Compliance Monitor
Securitisation: has the financial crisis ‘bad boy’ been tamed?
Some ten years ago, millions of ‘toxic’ housing loans that had been churned into Mortgage-Backed Securities and Collateralised Debt Obligations began to falter and spread contagion from the United States to financial markets around the globe. Levels of securitisation plummeted after the crisis. But, as appetite returns, the European Union has sought to strengthen regulation of these instruments with a uniform framework for ‘simple, transparent and standardised’ transactions.

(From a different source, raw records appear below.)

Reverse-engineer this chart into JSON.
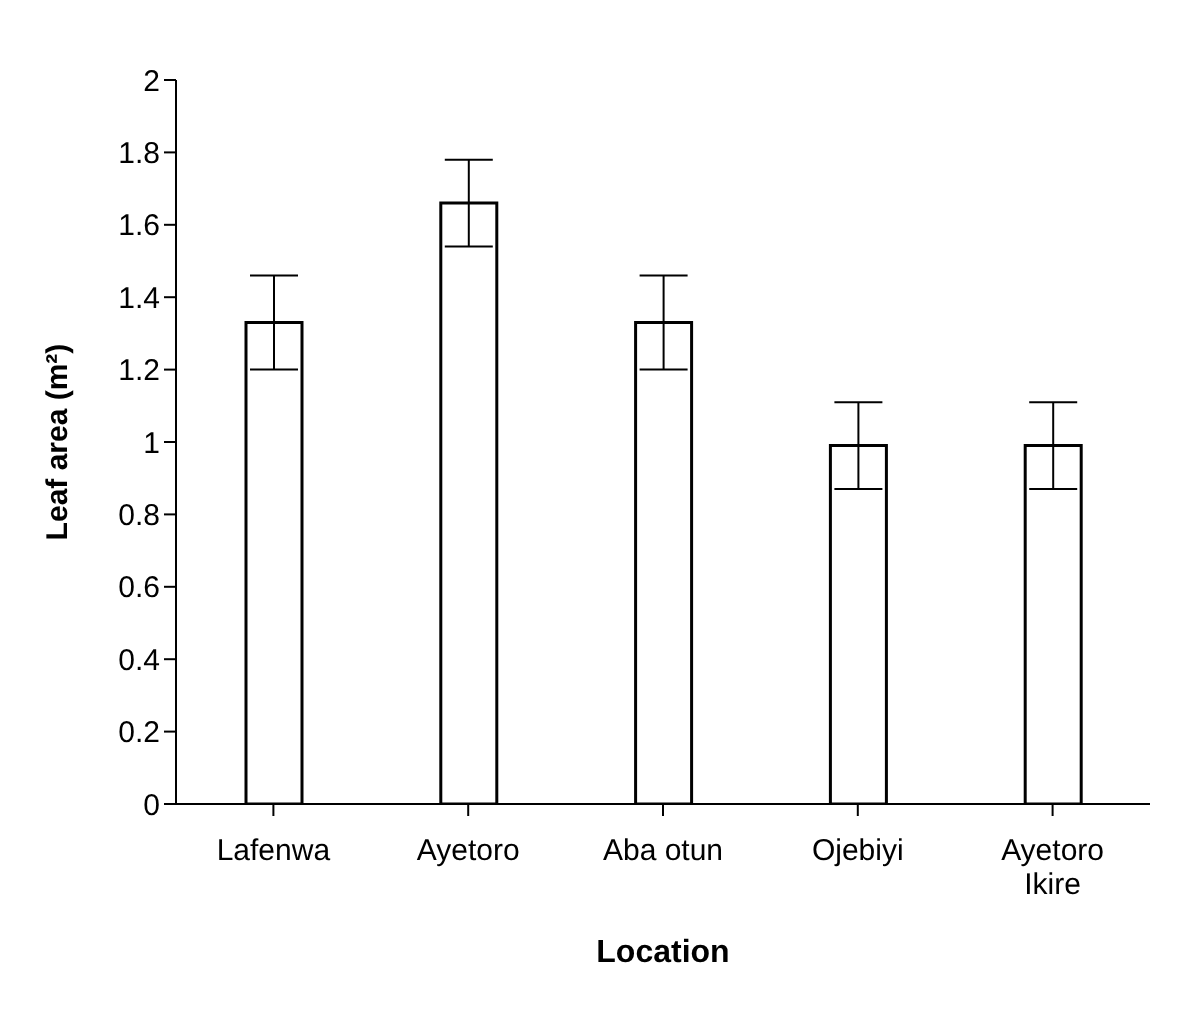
{
  "chart_data": {
    "type": "bar",
    "xlabel": "Location",
    "ylabel": "Leaf area (m²)",
    "categories": [
      "Lafenwa",
      "Ayetoro",
      "Aba otun",
      "Ojebiyi",
      "Ayetoro Ikire"
    ],
    "values": [
      1.33,
      1.66,
      1.33,
      0.99,
      0.99
    ],
    "errors": [
      0.13,
      0.12,
      0.13,
      0.12,
      0.12
    ],
    "color": "#ffffff",
    "ylim": [
      0,
      2
    ],
    "yticks": [
      0,
      0.2,
      0.4,
      0.6,
      0.8,
      1,
      1.2,
      1.4,
      1.6,
      1.8,
      2
    ]
  }
}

Adam Samuel ventures where all but quants fear to tread.
Adam SamuelBA LLM DipPFS MCISI FCIArb Certs CII (MP&ER) Barrister and Attorney may be contacted atadamsamuel@aol.com.For links to where you can buy the second edition of ‘Consumer Financial Services Complaints and Compensation’, see www.adamsamuel.com/book.
It is relatively rare that completely unreadable legislation appears on a subject that is critical to the future of financial
institutions around the world and their ordinary customers. The EU Securitisation Regulation meets this description with flying
colours. Due to enter into force on 1 January 2019, it comes with an amendment to the Capital Requirements Regulation (CRR),
contained in a sister Regulation. Needless to say the European Banking Authority (EBA) and European Securities and Markets
Authority (ESMA) have been working on technical standards to enable the two regulations to work.